In QM a system is represented by a Hilbert Space rather than a classical Phase Space. So, system A might be described by Hilbert Space H_a and system B might be described by Hilbert Space H_b.

Mathematically, Hilbert Spaces are many things, but the first thing they are, at the most fundamental level, is a set (of continuous, complex-valued, square-integrable functions, etc.).

My Question: In QM what defines the scope of the Hilbert Space for a specific system? (What elements are in its Hilbert Space set?).

As always, thanks in advance.

 

[Fredrik]

I'm not sure I understand the question. All separable infinite dimensional Hilbert spaces are isomorphic to the Hilbert space L^2(\mathbb R^3) whose members are equivalence classes of square integrable functions. So I guess that's one answer.

If you meant "what are the real-world thingys that correspond to the members of that set?" you could say that each vector corresponds to an equivalence class of preparation procedures. However, if u and v are vectors, c is a complex number and u=cv, then u and v correspond to the same equivalence class of preparation procedures. So it's better to say that the 1-dimensional subspaces correspond to equivalence classes of preparation procedures. But even this is a bit unsatisfactory, since there are preparation procedures that don't correspond to state vectors.

 

[LarryS]

I'm not sure I understand the question. All separable infinite dimensional Hilbert spaces are isomorphic to the Hilbert space L^2(\mathbb R^3) whose members are equivalence classes of square integrable functions. So I guess that's one answer.

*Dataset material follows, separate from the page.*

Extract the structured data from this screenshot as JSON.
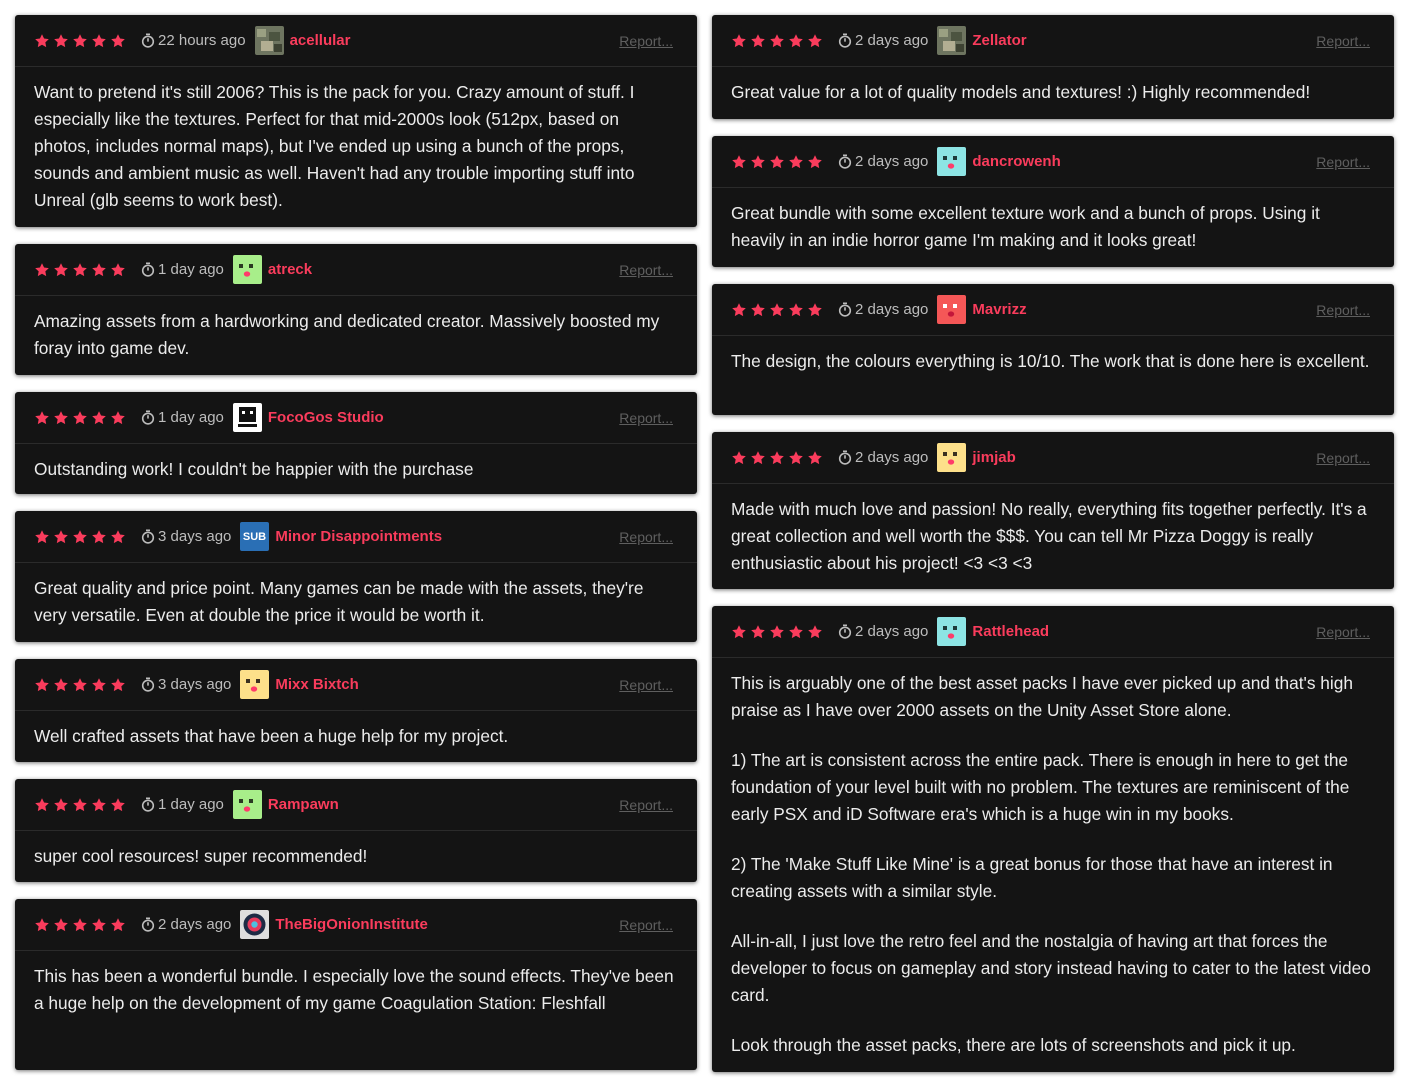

If you meant "what are the real-world thingys that correspond to the members of that set?" you could say that each vector corresponds to an equivalence class of preparation procedures. However, if u and v are vectors, c is a complex number and u=cv, then u and v correspond to the same equivalence class of preparation procedures. So it's better to say that the 1-dimensional subspaces correspond to equivalence classes of preparation procedures. But even this is a bit unsatisfactory, since there are preparation procedures that don't correspond to state vectors.

Interesting reply.

I was thinking that one possible answer (for non-relativistic wave mechanics) might be "All solutions to the Schrodinger equation for that system". The set of all solutions of any differential equation is closed under scalar multiplication and vector (functions) addition.